Background: Pseudomonas putida KT2440, a non-pathogenic soil bacterium, is a key platform strain in synthetic biology and industrial applications due to its robustness and metabolic versatility. Various systems have been developed for genome editing in P. putida, including transposon modules, integrative plasmids, recombineering systems, and CRISPR/Cas systems. However, rapid iterative genome editing is limited by complex and lengthy processes.

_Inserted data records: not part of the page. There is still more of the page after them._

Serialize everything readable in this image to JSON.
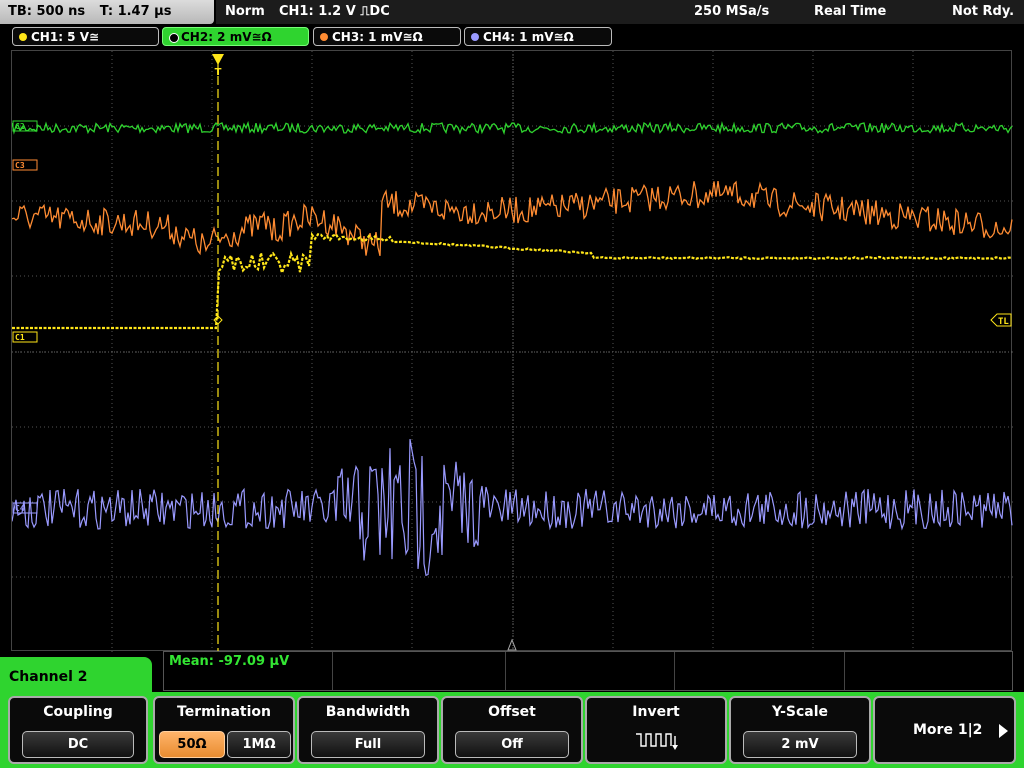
{
  "top_bar": {
    "timebase": "TB: 500 ns",
    "trigger_time": "T: 1.47 µs",
    "trigger_mode": "Norm",
    "trigger_info": "CH1: 1.2 V ⎍DC",
    "sample_rate": "250 MSa/s",
    "acq_mode": "Real Time",
    "status": "Not Rdy."
  },
  "channel_tabs": [
    {
      "label": "CH1: 5 V≅",
      "color": "#ffe619",
      "active": false
    },
    {
      "label": "CH2: 2 mV≅Ω",
      "color": "#2fd42f",
      "active": true
    },
    {
      "label": "CH3: 1 mV≅Ω",
      "color": "#ff8c33",
      "active": false
    },
    {
      "label": "CH4: 1 mV≅Ω",
      "color": "#9a9aff",
      "active": false
    }
  ],
  "display": {
    "trigger_marker": "T",
    "ch_markers": {
      "c2": "C2",
      "c3": "C3",
      "c1": "C1",
      "c4": "C4",
      "tl": "TL"
    },
    "colors": {
      "ch1": "#ffe619",
      "ch2": "#2fd42f",
      "ch3": "#ff8c33",
      "ch4": "#9a9aff",
      "grid": "#555555"
    }
  },
  "measurement": {
    "label": "Mean: -97.09 µV"
  },
  "menu": {
    "channel_title": "Channel 2",
    "softkeys": {
      "coupling": {
        "title": "Coupling",
        "value": "DC"
      },
      "termination": {
        "title": "Termination",
        "options": [
          "50Ω",
          "1MΩ"
        ],
        "selected": "50Ω"
      },
      "bandwidth": {
        "title": "Bandwidth",
        "value": "Full"
      },
      "offset": {
        "title": "Offset",
        "value": "Off"
      },
      "invert": {
        "title": "Invert",
        "icon": "invert-icon"
      },
      "yscale": {
        "title": "Y-Scale",
        "value": "2 mV"
      },
      "more": {
        "label": "More 1|2",
        "icon": "right-arrow-icon"
      }
    }
  }
}
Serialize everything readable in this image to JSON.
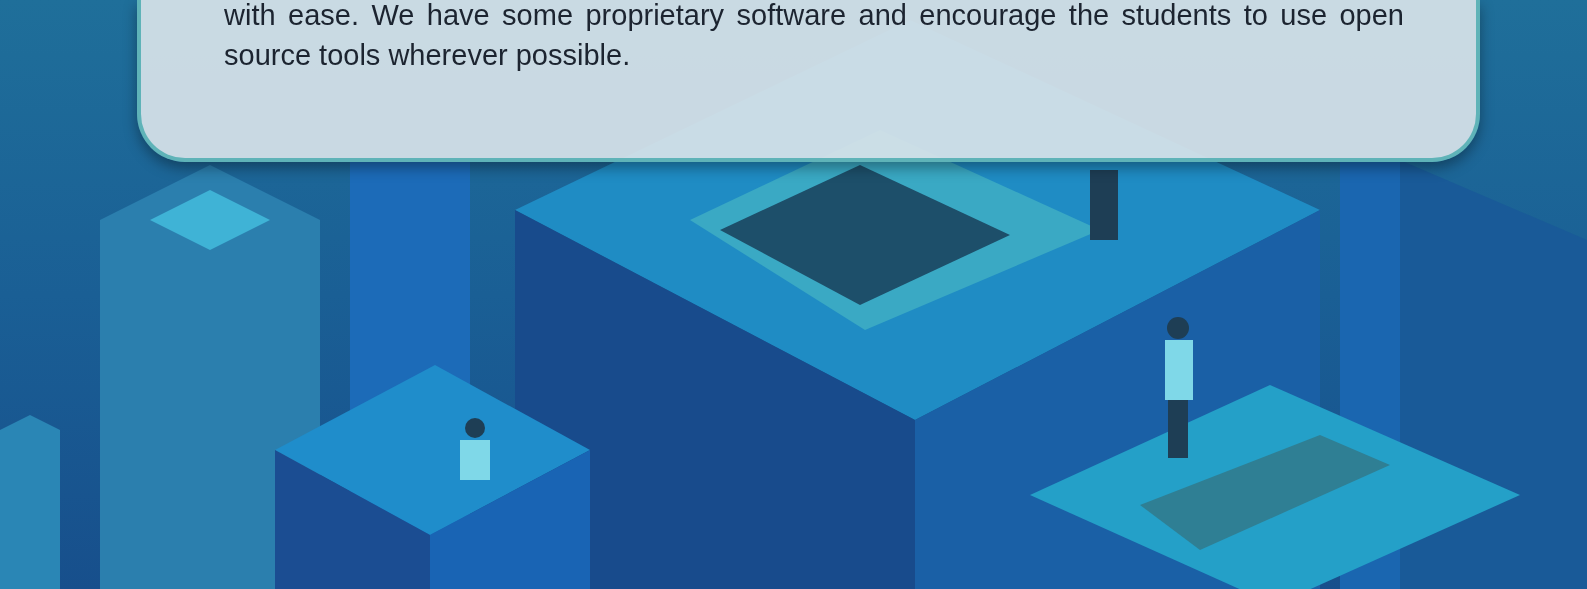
{
  "card": {
    "text": "with ease. We have some proprietary software and encourage the students to use open source tools wherever possible."
  }
}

Results: We discovered that the pBBR1MCS2 plasmid carrying the CRISPR/Cas9 module could be easily cured in P. putida KT2440 at 30 ^oC. We then developed an all-in-one CRISPR/Cas9 system for yqhD and ech-vdh-fcs deletions, respectively, and further optimized the editing efficiency by varying homology arm lengths and target sites. Sequential gene deletions of vdh and vanAB were carried out rapidly using single-round processing and easy plasmid curing. This system's user-friendliness was validated by 3 researchers from two labs for 9 deletions, 3 substitutions, and 2 insertions. Finally, iterative genome editing was used to engineer P. putida for valencene biosynthesis, achieving a 10-fold increase in yield.

Conclusions: We developed and applied a rapid all-in-one plasmid CRISPR/Cas9 system for genome editing in P. putida. This system requires less than 1.5 days for one edit due to simplified plasmid construction, electroporation and curing processes, thus accelerating the cycle of genome editing. To our knowledge, this is the fastest iterative genome editing system for P. putida. Using this system, we rapidly engineered P. putida for valencene biosynthesis for the first time, showcasing the system's potential for expanding biotechnological applications.